De gemeente wil de ontwikkelingsmaatschappij niet zonder andere partners
oprichten.
In “corporatieland” wordt ook nagedacht over een actieve rol
bij de ontwikkeling van een glasvezelinfrastructuur. Zo heeft de landelijk opererende
corporatie Portaal aangekondigd dat zij zelf breedbanddiensten aan gaat bieden
voor € 50 per maand.
De bestaande aanbieders van telecommunicatie en
televisie/radio hebben er geen belang bij dat er naast de twee bestaande infrastructuren
(die overigens voor een groot deel ook al verglaasd zijn) een derde
glasvezelinfrastructuur wordt aangelegd. De terughoudendheid en soms ook
tegenwerking van de grote telecomspelers bij stedelijke glasvezelinitiatieven
leidt weer tot onzekerheid bij financiers waardoor businessplannen op lokaal
niveau moeilijk realiseerbaar zijn. Het doorbreken van de patstelling in de
markt vraagt in feite om een grotere omvang dan de bovengenoemde pilots.
Providers moeten namelijk voor het verzenden van signalen via breedband – naast
de aanleg van een glasvezelnet - een geheel nieuwe infrastructuur van actieve
apparatuur ontwikkelen en de kosten daarvan zijn bij een pilot met een relatief
klein aantal aansluitingen te hoog om het rendabel te maken. Een voortrekkersrol
van de lokale overheid is dan essentieel voor het slagen van het project.
KPN heeft in de tweede helft van 2003 het Deltaplan Breedband gelanceerd. Het gaat
daarbij niet zo zeer om een concreet plan, maar meer om een visie die moet
leiden tot de aanleg van een nieuwe glasvezelinfrastructuur door een consortium
van kabelbedrijven (Casema/UPC/Essent), gemeenten en KPN. De gedachte achter
het KPN plan, is dat het markttechnisch gezien niet haalbaar en volgens KPN in
ieder geval niet wenselijk is meerdere, met elkaar concurrerende,
glasvezelinfrastructuren aan te leggen. Door het land in te delen in circa 40
exploitatiegebieden (netschappen) met het consortium als opdrachtgever, zou in
de komende jaren één nieuwe glasvezelinfrastructuur over het land uitgerold
kunnen worden ter vervanging van de infrastructuur van KPN en de
kabelmaatschappijen.
De eerste reacties op het KPN-plan zijn overwegend negatief:
de kabelbedrijven zien niets in het plan en vertrouwen op de verdere
ontwikkeling van hun eigen glasvezelnet. De minister van Economische Zaken
heeft aangegeven dat hij tegen het plan is, omdat het een te monopolistisch
karakter heeft. Hij pleit voor concurrentie ook op het niveau van de
infrastructuur en kiest dus voor de aanleg van meerdere netten. De meeste
gemeenten die door KPN zijn benaderd hebben aangegeven geïnteresseerd te zijn,
maar dan wel onder de conditie dat er geen exclusieve KPN infrastructuur wordt
aangelegd, maar een infrastructuur die voor alle providers open staat.

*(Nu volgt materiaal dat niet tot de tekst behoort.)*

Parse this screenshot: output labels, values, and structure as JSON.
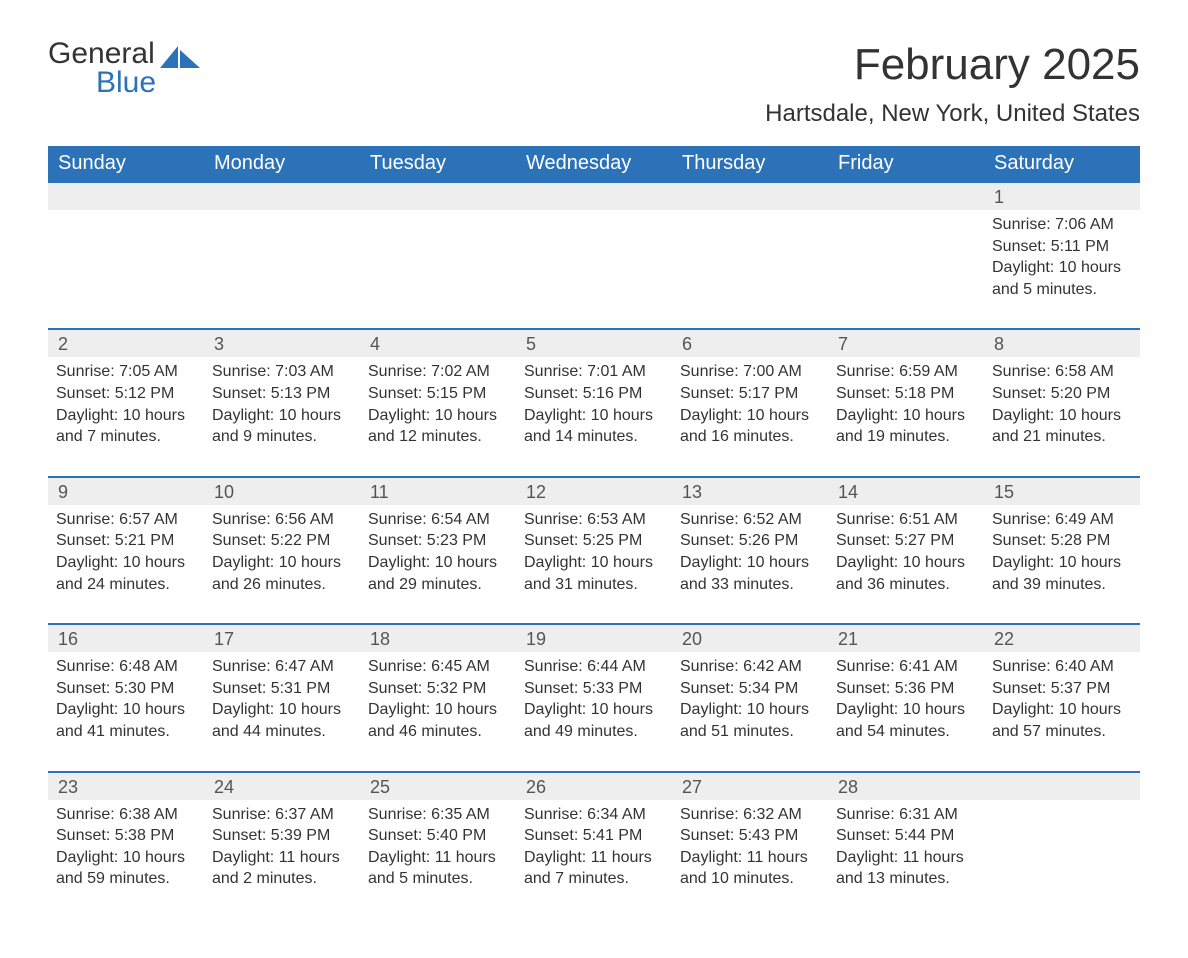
{
  "logo": {
    "text1": "General",
    "text2": "Blue",
    "icon_color": "#2b72b8"
  },
  "title": "February 2025",
  "location": "Hartsdale, New York, United States",
  "colors": {
    "header_bg": "#2b72b8",
    "header_text": "#ffffff",
    "daynum_bg": "#eeeeee",
    "daynum_border": "#2b72b8",
    "body_text": "#333333"
  },
  "day_headers": [
    "Sunday",
    "Monday",
    "Tuesday",
    "Wednesday",
    "Thursday",
    "Friday",
    "Saturday"
  ],
  "weeks": [
    [
      null,
      null,
      null,
      null,
      null,
      null,
      {
        "n": "1",
        "sr": "7:06 AM",
        "ss": "5:11 PM",
        "dl": "10 hours and 5 minutes."
      }
    ],
    [
      {
        "n": "2",
        "sr": "7:05 AM",
        "ss": "5:12 PM",
        "dl": "10 hours and 7 minutes."
      },
      {
        "n": "3",
        "sr": "7:03 AM",
        "ss": "5:13 PM",
        "dl": "10 hours and 9 minutes."
      },
      {
        "n": "4",
        "sr": "7:02 AM",
        "ss": "5:15 PM",
        "dl": "10 hours and 12 minutes."
      },
      {
        "n": "5",
        "sr": "7:01 AM",
        "ss": "5:16 PM",
        "dl": "10 hours and 14 minutes."
      },
      {
        "n": "6",
        "sr": "7:00 AM",
        "ss": "5:17 PM",
        "dl": "10 hours and 16 minutes."
      },
      {
        "n": "7",
        "sr": "6:59 AM",
        "ss": "5:18 PM",
        "dl": "10 hours and 19 minutes."
      },
      {
        "n": "8",
        "sr": "6:58 AM",
        "ss": "5:20 PM",
        "dl": "10 hours and 21 minutes."
      }
    ],
    [
      {
        "n": "9",
        "sr": "6:57 AM",
        "ss": "5:21 PM",
        "dl": "10 hours and 24 minutes."
      },
      {
        "n": "10",
        "sr": "6:56 AM",
        "ss": "5:22 PM",
        "dl": "10 hours and 26 minutes."
      },
      {
        "n": "11",
        "sr": "6:54 AM",
        "ss": "5:23 PM",
        "dl": "10 hours and 29 minutes."
      },
      {
        "n": "12",
        "sr": "6:53 AM",
        "ss": "5:25 PM",
        "dl": "10 hours and 31 minutes."
      },
      {
        "n": "13",
        "sr": "6:52 AM",
        "ss": "5:26 PM",
        "dl": "10 hours and 33 minutes."
      },
      {
        "n": "14",
        "sr": "6:51 AM",
        "ss": "5:27 PM",
        "dl": "10 hours and 36 minutes."
      },
      {
        "n": "15",
        "sr": "6:49 AM",
        "ss": "5:28 PM",
        "dl": "10 hours and 39 minutes."
      }
    ],
    [
      {
        "n": "16",
        "sr": "6:48 AM",
        "ss": "5:30 PM",
        "dl": "10 hours and 41 minutes."
      },
      {
        "n": "17",
        "sr": "6:47 AM",
        "ss": "5:31 PM",
        "dl": "10 hours and 44 minutes."
      },
      {
        "n": "18",
        "sr": "6:45 AM",
        "ss": "5:32 PM",
        "dl": "10 hours and 46 minutes."
      },
      {
        "n": "19",
        "sr": "6:44 AM",
        "ss": "5:33 PM",
        "dl": "10 hours and 49 minutes."
      },
      {
        "n": "20",
        "sr": "6:42 AM",
        "ss": "5:34 PM",
        "dl": "10 hours and 51 minutes."
      },
      {
        "n": "21",
        "sr": "6:41 AM",
        "ss": "5:36 PM",
        "dl": "10 hours and 54 minutes."
      },
      {
        "n": "22",
        "sr": "6:40 AM",
        "ss": "5:37 PM",
        "dl": "10 hours and 57 minutes."
      }
    ],
    [
      {
        "n": "23",
        "sr": "6:38 AM",
        "ss": "5:38 PM",
        "dl": "10 hours and 59 minutes."
      },
      {
        "n": "24",
        "sr": "6:37 AM",
        "ss": "5:39 PM",
        "dl": "11 hours and 2 minutes."
      },
      {
        "n": "25",
        "sr": "6:35 AM",
        "ss": "5:40 PM",
        "dl": "11 hours and 5 minutes."
      },
      {
        "n": "26",
        "sr": "6:34 AM",
        "ss": "5:41 PM",
        "dl": "11 hours and 7 minutes."
      },
      {
        "n": "27",
        "sr": "6:32 AM",
        "ss": "5:43 PM",
        "dl": "11 hours and 10 minutes."
      },
      {
        "n": "28",
        "sr": "6:31 AM",
        "ss": "5:44 PM",
        "dl": "11 hours and 13 minutes."
      },
      null
    ]
  ],
  "labels": {
    "sunrise": "Sunrise: ",
    "sunset": "Sunset: ",
    "daylight": "Daylight: "
  }
}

KPN komt binnenkort met een definitief standpunt over de
voortzetting van het Deltaplan Breedband. Het ministerie van Economische Zaken
heeft een nieuwe brief toegezegd over de ontwikkelingen in de visie van de
minister. Tot op heden kan het standpunt van het ministerie kort samengevat
worden in onderstaand antwoord op kamervragen in april 2003.
………. Ik (= de
minister) ben van oordeel dat gemeenten een nuttige, stimulerende rol kunnen
spelen bij de aanleg en ontwikkeling van breedband, bijvoorbeeld door de
bundeling van de vraag, de ordening van initiatieven in de wijken en het
realiseren van netwerkverbindingen voor publieke diensten. In geval de markt
niet tot betaalbare ontsluiting kan komen, kan een financiële betrokkenheid
nuttig zijn, doch zou deze beperkt moeten blijven tot een minderheidsaandeel in
de noodzakelijke investeringen. Dit is denkbaar in gebieden met een geringe
bevolkingsdichtheid en bij innovatieve experimenteeromgevingen die bij gebrek
aan schaalgrootte onrendabel zouden zijn. Waar gemeenten ter bevordering van
een vlotte uitrol van breedband voor alle burgers en bedrijven financieel
willen participeren in de aanleg van breedbandnetwerken doet zich mogelijk de
vraag voor of er sprake is van marktverstoring. Er mag in ieder geval geen
inbreuk worden gemaakt op de Europese regels inzake staatssteun. Voor zover
mogelijk dient het initiatief bij marktpartijen te liggen, waarbij de overheid
volstaat met een faciliterende en stimulerende rol. Daarbij is van belang dat
steeds wordt gekozen voor open, transparante, non discriminatoire procedures
(aanbesteding) waardoor alle geïnteresseerde marktpartijen gelijke kansen
krijgen. De exploitatie moet worden overgelaten aan de markt.
Bij inachtneming
van bovengenoemde (wettelijke) randvoorwaarden zal overheidsbetrokkenheid bij
glasvezelinitiatieven niet leiden tot marktverstoring. Dat betekent overigens
niet dat deze initiatieven geen invloed kunnen hebben op de marktpositie van
bestaande netwerken. Deze effecten kunnen dan echter niet worden aangemerkt als
marktverstoring………..
Delft heeft er – op grond van het collegeprogramma - voor
gekozen op de voorste rij te zitten qua ambitie en volgt daarom actief de
ontwikkelingen in de andere steden. Met name de ontwikkelingen in Almere,
Enschede en Rotterdam zijn van belang. In deze steden worden pilots uitgewerkt
van enkele duizenden woningen en worden de kosten van de infrastructuur voor
het grootste deel door de gemeente gefinancierd. De “gemeentelijke” glasvezel
wordt vervolgens verhuurd aan een marktpartij, die investeert in de actieve
componenten die nodig zijn om de glasvezelinfrastructuur daadwerkelijk te
gebruiken, dat wil zeggen dat het “licht” dat door de glasvezels wordt
verzonden, omgezet wordt in spraak, beeld en informatie. Wanneer deze aanpak
slaagt, is de kans reëel dat er naast de lokale overheid ook andere financiers
over de brug komen bij vergelijkbare projecten in andere steden.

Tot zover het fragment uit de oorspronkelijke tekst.